Convergence has been an ongoing goal for telecommunications suppliers in recent years. Today, cable companies sell not only video but also Internet access and telecommunications services. Recently, they have begun to get ready to deliver wireless services, which would enable them to deliver a quadruple bundle.
In a noteworthy development, four companies — Comcast Corporation, Time Warner Cable — a unit of Time Warner Inc., Cox Communications and Advance/Newhouse Communications — have begun working with Sprint Nextel Corp. to develop wireless services in 2006. “The cable companies have been talking about getting into the wireless market for about three years and now think that they have a business model that makes sense for them,” said Michael Paxton, a senior analyst with In/Stat.
Future Is Bright
Cable television companies are interested in the wireless market because it has been extremely fast growing. Among the covet 17-24 demographic, wireless has become a primary way to communicate. In fact, wireless services’ have become so popular that in 2005, wireless users in the U.S. passed wired ones for the first time in history, according to In-Stat. The future is bright because technical advances are making it easier for wireless companies to deliver multimedia services.
Technical advances have also made it simpler for cable companies to enter this market. The notion of carriers piggybacking on another one’s network, something common with wired services, has started to become more common in the wireless space. This is the model that Sprint and the cable companies plan to follow as they develop their services.
Broadening for Benefits
Cable companies see a number of potential benefits from broadened their service lines. Expanding their product lines is one way to lower service pricing. Because they are able to write their expenses (administration, marketing) over a larger base of services, they are able to lower those costs and pass them on to customers.
Another plus is the bundled services can tighten the bond to their customers. Telecommunications service providers believe that when users receive more than one service, they are less likely to switch to a competitor. Such changes, called churn, represent a significant problem for carriers: in highly competitive metropolitan markets as many as 20 percent of customers swap out their services each month.
Customers do not switch as often because bundles offers them benefits, such as simpler billing (consumers pay one bill rather than two, three, or four) and lower pricing. About a year ago, Bob Egan, director of emerging technologies at The Tower Group, switched his home telecom and cable television services to a bundled system. “The bundle cut my monthly communications charges by about 20 percent,” he said.
Bundling also offers cable companies the opportunity to develop new premium services. They envision providing live cable broadcasts over handheld mobile devices to customers who may be away from home.
A Logical Union
The five-team partnership seems quite natural. “Cable companies wanted to get into the wireless space but the other major network providers are already affiliated with wired telecommunications services providers, while Sprint is independent,” noted Jeff Kagan, an independent telecommunications analyst.
The new venture is being set up as a joint venture. Sprint Nextel will invest US$100 million in the project, and the four cable providers will contribute another $25 million each. The agreement runs for 20 years and is mutually exclusive for three years. The companies have not outlined any concrete plans for the type of services they will offer, how they will be priced, or when they will be available. “The cable companies are in trail mode now and should have their wireless services operating by the end of 2006,” predicted In-Stat’s Paxton.
Once those services come online, Sprint is expected to gain the most from the venture. “Sprint has been moving more into the wholesale side of the wireless market and the agreements mean at t the very least, more traffic will flow over its network,” Kagan told TechNewsWorld.
Looking to Grow
Just how much traffic is unclear. The cable companies have moved into wired telecommunications but are not top players. “Right now, cable companies have about 4 million telecommunications customers, which is a significant base, but there are 115 million telecommunications users in the U.S.,” noted In-Stat’s Paxton.

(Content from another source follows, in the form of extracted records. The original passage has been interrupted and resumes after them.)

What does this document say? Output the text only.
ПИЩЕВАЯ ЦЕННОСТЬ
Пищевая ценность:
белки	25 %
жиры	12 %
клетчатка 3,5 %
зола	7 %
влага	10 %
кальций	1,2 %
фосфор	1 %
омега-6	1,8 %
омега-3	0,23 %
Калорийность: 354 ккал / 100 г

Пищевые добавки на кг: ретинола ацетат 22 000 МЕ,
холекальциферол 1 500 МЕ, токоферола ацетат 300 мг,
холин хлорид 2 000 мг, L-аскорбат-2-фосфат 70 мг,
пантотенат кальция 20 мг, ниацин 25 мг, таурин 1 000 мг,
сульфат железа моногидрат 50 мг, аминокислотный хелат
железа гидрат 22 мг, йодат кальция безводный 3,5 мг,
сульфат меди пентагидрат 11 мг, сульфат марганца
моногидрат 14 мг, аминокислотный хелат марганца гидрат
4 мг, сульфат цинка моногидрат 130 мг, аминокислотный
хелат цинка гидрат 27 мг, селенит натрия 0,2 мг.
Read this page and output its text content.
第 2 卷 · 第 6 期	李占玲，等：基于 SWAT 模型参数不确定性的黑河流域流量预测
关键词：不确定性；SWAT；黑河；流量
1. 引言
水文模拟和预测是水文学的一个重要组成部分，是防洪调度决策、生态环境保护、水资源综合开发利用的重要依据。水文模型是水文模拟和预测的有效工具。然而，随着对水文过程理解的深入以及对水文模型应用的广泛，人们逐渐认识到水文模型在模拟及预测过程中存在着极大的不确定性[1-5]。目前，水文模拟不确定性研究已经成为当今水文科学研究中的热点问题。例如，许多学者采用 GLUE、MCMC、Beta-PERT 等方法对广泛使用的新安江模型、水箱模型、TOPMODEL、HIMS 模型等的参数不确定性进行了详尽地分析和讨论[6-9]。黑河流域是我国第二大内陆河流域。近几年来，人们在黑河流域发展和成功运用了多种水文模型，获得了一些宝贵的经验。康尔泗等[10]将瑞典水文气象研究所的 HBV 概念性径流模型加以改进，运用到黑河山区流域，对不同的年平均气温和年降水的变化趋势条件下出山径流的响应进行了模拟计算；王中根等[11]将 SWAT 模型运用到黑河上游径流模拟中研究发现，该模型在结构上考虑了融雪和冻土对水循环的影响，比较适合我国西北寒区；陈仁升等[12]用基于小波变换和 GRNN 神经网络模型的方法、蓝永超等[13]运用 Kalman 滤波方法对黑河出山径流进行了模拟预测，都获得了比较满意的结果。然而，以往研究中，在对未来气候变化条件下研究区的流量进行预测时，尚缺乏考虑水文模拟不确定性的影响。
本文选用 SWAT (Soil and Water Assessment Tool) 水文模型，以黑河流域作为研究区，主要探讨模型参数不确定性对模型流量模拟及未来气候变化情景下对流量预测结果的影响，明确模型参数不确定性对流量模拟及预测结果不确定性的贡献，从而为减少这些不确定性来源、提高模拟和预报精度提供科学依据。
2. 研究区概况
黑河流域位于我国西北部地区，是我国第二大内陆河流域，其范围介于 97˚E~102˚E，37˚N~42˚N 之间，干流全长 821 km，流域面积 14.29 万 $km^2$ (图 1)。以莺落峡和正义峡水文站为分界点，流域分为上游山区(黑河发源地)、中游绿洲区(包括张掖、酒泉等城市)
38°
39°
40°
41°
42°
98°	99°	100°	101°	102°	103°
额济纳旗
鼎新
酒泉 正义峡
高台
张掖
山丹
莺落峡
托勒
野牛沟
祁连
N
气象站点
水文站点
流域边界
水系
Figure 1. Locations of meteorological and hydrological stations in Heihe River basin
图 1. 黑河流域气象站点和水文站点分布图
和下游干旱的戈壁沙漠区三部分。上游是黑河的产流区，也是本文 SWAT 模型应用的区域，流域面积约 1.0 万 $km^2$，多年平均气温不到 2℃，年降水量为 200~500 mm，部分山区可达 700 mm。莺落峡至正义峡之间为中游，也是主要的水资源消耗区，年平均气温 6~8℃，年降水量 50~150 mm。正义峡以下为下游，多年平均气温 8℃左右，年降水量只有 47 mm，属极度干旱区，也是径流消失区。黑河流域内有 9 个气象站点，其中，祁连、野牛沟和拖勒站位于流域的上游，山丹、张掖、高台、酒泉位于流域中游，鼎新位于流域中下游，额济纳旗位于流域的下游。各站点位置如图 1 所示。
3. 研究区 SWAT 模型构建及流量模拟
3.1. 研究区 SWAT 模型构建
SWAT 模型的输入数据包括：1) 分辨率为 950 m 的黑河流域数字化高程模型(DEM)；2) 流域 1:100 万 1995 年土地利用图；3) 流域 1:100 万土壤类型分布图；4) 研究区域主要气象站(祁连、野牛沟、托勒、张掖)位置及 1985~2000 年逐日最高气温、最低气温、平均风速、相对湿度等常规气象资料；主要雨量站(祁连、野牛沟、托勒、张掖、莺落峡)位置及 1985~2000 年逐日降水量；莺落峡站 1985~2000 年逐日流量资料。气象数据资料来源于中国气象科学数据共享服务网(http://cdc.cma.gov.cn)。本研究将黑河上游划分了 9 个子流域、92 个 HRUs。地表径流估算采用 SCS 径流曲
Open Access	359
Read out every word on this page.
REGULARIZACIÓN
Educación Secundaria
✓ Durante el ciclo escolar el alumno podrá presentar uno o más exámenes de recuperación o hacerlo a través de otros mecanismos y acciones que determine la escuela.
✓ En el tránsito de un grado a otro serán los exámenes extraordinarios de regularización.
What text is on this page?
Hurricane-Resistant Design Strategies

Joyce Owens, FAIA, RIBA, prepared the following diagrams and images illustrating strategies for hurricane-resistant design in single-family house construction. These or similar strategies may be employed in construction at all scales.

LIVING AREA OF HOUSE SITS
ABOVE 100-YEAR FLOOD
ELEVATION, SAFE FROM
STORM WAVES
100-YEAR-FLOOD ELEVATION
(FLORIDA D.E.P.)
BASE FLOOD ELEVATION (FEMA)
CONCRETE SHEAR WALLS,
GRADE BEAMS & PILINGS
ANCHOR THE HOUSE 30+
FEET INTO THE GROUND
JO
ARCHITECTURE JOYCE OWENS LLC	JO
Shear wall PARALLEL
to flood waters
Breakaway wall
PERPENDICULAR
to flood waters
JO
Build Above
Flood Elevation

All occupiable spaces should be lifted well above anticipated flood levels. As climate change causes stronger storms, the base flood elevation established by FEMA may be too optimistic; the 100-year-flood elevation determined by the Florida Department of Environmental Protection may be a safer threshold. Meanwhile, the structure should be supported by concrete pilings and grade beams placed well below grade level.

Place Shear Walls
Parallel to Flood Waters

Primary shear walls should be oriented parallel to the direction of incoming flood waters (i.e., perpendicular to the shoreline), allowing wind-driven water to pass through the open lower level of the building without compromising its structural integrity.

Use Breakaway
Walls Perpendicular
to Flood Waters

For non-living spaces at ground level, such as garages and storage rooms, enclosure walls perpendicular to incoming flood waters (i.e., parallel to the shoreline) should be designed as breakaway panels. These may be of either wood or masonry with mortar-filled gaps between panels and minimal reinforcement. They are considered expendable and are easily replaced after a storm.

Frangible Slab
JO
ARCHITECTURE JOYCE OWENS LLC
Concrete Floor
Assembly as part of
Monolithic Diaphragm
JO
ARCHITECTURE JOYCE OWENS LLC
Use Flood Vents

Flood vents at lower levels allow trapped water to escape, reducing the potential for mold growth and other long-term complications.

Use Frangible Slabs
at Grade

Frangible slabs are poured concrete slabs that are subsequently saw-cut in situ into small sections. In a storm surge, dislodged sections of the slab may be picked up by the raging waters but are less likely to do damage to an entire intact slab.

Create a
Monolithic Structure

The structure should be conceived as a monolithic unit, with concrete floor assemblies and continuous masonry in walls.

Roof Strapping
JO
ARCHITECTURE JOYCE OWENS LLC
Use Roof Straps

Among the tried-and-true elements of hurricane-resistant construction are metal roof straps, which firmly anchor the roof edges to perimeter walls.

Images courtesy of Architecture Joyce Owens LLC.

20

In addition to marketing challenges, cable companies must tackle some logistical problems. “Telecommunications billing systems are large, complex entities that have to be integrated to support the new services,” The Tower Group’s Egan told TechNewsWorld. The work may be done quickly for consumer accounts but may take time for corporate customers that often have multiple locations and a variety of billing agreements with carriers.
While seemingly alluring, the new bundled services may not deliver many of the potential benefits to cable companies. Initially, there will be little integration between cable company and wireless networks, so carriers may not realize some of the expected cost reductions.
Adding to the Repertoire
Also, the telcos have been searching for ways to add video content to their repertoire and also offer four services. Verizon forged a reselling partnership with DirectTV Inc., which relies on satellite transmission to deliver its services. SBC Communications has a similar arrangement with EchoStar Communications, which runs the Dish satellite network.
In addition, telecommunications companies are beginning to build out their networks and offer video over IP services. In September, Verizon launched a fiber-optic video service in Keller, Texas, and SBC received approval from the Public Utility Commission of Texas to launch its own video service in the San Antonio, Texas area this year.
The race between telecommunications and cable companies to broaden their services ranges has begun, and the latter seems to have jumped out to an early lead. “Because they do not have to put all of the network infrastructure in place, the cable companies should be able to roll out wireless services faster than the telcos can deliver video services,” noted In-Stat’s Paxton.